DAY 1: I planted seeds.
Since we made eggs this morning and used up what was left in the paper egg carton, I decided to use the carton to start a vegetable garden. First, I dug through my garage supplies and containers to make sure I had seeds. Success! They’re pretty old. 2013 seeds. I’m starting with the seed packs that are already open. Green beans, yellow corn, radishes.
I crumbled up the four eggshells from breakfast and broke them into bits, the remainder of the white albumen and all. I put a bit of this chunky mess into each of the twelve egg slots of the carton as fertilizer. I used wax paper to line the bottom of the open top cover (didn’t have any freezer paper) and put eggshell bits on that side, too.
Then I added the garden soil from a bag I had in the garage. I love my garage supplies. It’s always a pleasant surprise to see what I’ve managed to save or recycle for “someday” projects. Dirt is a garage supply staple in my opinion. I even have some potting soil for cactus plants… another project for later.

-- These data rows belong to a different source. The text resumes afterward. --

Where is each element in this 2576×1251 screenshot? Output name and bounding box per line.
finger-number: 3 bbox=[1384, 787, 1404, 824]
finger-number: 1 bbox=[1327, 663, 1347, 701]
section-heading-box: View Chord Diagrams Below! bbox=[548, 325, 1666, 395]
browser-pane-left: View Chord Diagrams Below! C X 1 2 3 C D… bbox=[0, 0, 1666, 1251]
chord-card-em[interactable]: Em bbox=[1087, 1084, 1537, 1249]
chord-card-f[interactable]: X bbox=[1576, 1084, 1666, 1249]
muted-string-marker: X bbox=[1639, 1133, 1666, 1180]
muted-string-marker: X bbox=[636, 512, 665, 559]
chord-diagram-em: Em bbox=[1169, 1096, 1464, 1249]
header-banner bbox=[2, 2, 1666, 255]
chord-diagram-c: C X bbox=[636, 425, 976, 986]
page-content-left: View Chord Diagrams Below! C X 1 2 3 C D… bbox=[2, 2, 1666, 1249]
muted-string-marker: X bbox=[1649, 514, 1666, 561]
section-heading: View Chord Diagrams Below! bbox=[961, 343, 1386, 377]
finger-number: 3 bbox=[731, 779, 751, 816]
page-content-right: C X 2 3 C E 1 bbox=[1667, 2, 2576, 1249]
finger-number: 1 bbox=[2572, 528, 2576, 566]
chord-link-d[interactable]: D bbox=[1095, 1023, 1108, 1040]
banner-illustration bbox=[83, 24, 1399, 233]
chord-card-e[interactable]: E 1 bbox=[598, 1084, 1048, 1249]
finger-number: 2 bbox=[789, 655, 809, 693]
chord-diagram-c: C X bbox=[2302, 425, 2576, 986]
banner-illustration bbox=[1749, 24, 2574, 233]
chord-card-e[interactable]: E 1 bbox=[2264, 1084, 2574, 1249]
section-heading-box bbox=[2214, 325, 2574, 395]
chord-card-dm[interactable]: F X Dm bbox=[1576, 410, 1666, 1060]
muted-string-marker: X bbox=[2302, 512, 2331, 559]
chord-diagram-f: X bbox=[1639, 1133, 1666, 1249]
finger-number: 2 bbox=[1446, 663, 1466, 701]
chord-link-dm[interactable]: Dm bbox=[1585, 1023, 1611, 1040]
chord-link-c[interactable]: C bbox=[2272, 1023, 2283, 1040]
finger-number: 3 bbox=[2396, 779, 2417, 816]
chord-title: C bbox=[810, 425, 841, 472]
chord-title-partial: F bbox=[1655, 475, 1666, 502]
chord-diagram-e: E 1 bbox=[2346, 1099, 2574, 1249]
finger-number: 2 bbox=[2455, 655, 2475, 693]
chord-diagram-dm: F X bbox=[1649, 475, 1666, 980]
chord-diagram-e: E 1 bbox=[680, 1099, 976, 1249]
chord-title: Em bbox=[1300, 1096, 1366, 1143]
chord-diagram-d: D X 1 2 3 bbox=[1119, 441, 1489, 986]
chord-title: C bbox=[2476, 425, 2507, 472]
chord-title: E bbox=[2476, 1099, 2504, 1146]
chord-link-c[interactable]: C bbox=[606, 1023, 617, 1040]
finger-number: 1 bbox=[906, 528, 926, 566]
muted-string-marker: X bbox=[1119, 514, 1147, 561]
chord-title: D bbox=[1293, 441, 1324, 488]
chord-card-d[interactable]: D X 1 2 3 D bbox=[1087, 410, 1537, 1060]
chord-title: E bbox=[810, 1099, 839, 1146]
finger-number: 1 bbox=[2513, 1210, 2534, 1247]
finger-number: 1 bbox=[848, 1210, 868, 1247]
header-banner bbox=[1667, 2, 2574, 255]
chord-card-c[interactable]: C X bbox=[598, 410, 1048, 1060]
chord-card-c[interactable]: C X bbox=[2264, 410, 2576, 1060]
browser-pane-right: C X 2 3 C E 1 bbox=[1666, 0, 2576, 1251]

I heaped enough garden soil to fill the carton egg holes to over-flowing, knowing the soil would likely shrink when I watered the seeds at the end.
I really over-seeded this tiny start-up garden. Instead of two or three seeds per hole, they got six to eight. If they actually sprout – and it’ll be interesting to find out because the seeds are so old – then I can transplant the seedlings later into my many empty pots in the garage and use more of the big bag of garden soil that I still have sitting there. I’m not willing to put this baby garden outside yet, except during the warm sunny days. Fortunately, the large tray I have helps me carry the egg carton back and forth from the outside to inside. It also catches any water overflow.
The seeds all received a generous bath of water and the soil shrunk down like I thought it would. I left the empty seed packets near each section to identify them later. Since it’s a bit chilly outside today, I’ll keep them inside on the counter near a window for a couple of days (see photo).
It feels good to be planting something. I haven’t had a garden for several years, as evident by the date on the seed packets. And since this “quarantine” makes it possible to stay home for an extended period, I might actually be able to attend to these plants regularly and watch them grow. All I need to do is make sure the seeds get sunshine, stay warm, and be somewhat moist until they sprout.
Come along for the journey. Prayers and good vibes welcome for these baby plants.